When the Minister of Education talks about strengthening the connection to Jewish heritage through these tours, and in the same breath claims that their goal is also to demonstrate Israeli presence among the Palestinians so they not be so mistaken as to think that the Jewish settlement in the city is temporary, he is insulting our intelligence with cheap demagoguery and has confused Israeli students with soldiers in his army.
How can anyone claiming to portray objective reality lead young students down Shuhada Street, a sterile street closed to all Palestinians, and talk to them about heritage and values, while ignoring the spray-painted graffiti on the walls which says, “Arabs to the crematoria”? What about the political teachings of Itamar Ben-Gvir and his friends regarding the settlement in Hebron? How can we teach the students about buying the Tomb of the Patriarchs and the longstanding Jewish history in the city while sweeping under the rug the consequences of the military control in place today? Declarations made by the Minister of Education, who operates from within a right-wing government, demonstrate that he is not really interested in exposing Israeli students to a complex reality, nor is he interested in their development of critical thinking skills or their ability to ask difficult questions.
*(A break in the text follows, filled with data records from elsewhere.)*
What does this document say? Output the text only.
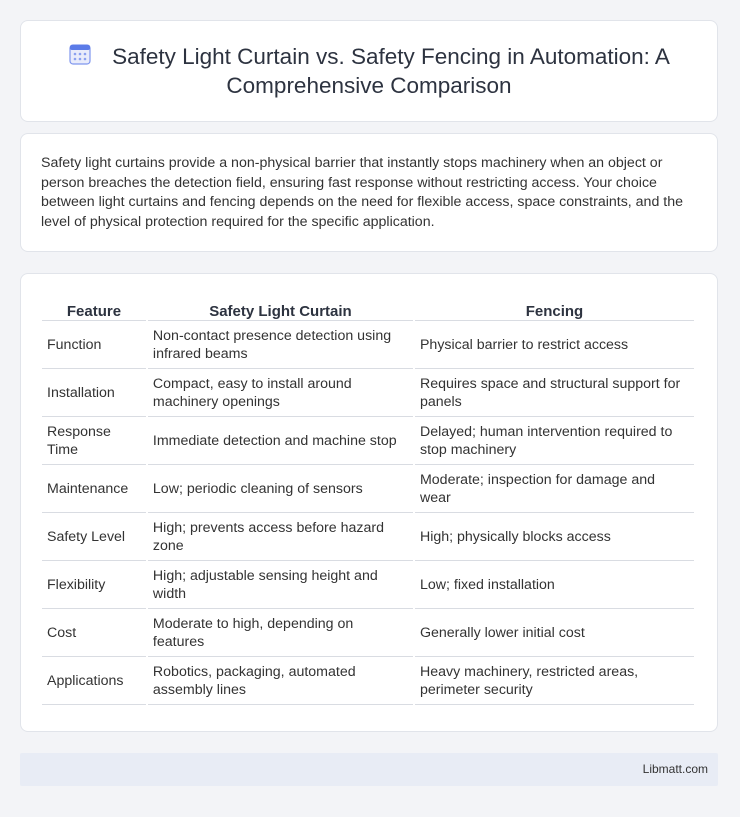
Safety Light Curtain vs. Safety Fencing in Automation: A Comprehensive Comparison
Safety light curtains provide a non-physical barrier that instantly stops machinery when an object or person breaches the detection field, ensuring fast response without restricting access. Your choice between light curtains and fencing depends on the need for flexible access, space constraints, and the level of physical protection required for the specific application.
Feature	Safety Light Curtain	Fencing
Function	Non-contact presence detection using infrared beams	Physical barrier to restrict access
Installation	Compact, easy to install around machinery openings	Requires space and structural support for panels
Response Time	Immediate detection and machine stop	Delayed; human intervention required to stop machinery
Maintenance	Low; periodic cleaning of sensors	Moderate; inspection for damage and wear
Safety Level	High; prevents access before hazard zone	High; physically blocks access
Flexibility	High; adjustable sensing height and width	Low; fixed installation
Cost	Moderate to high, depending on features	Generally lower initial cost
Applications	Robotics, packaging, automated assembly lines	Heavy machinery, restricted areas, perimeter security
Libmatt.com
Gideon Sa’ar makes use of nice words to cover up the fact that these tours are part of a political indoctrination campaign which takes advantage of the young people of today as the voters of tomorrow. There’s no other way to explain this initiative.
Not one aspect of the Education Ministry’s tours expose the students to the reasons Hebron looks the way it does today. The teachers who guide the tours don’t tell the students how the policy of “separation” has caused thousands of Palestinians to leave their homes, and how military orders have forced the closure of their shops. It also seems that the teachers will neglect to tell their students that this policy began 18 years ago this week, as a response to the murder of 29 Muslim worshipers by a Jewish settler. Will the students be told that Palestinians being punished in response to violence from both sides has become the norm in Hebron over the years, and yes, even when we’re talking about violence directed toward the Palestinians? Israeli students who come to Hebron under the auspices of the Ministry of Education will be given a distorted picture of reality under the guise of objectivity.
Terms like: Curfew, mappings, mock arrests, demonstrations of presence, and “creating a feeling of persecution” will be left out of Gideon Sa’ar’s lesson plan, yet they are central aspects of the daily reality in the city. This is not behavior fit for a minister who truly cares about the education of the next generation. This is not what education looks like; this more resembles brainwashing.
The writer is the executive director of Breaking the Silence.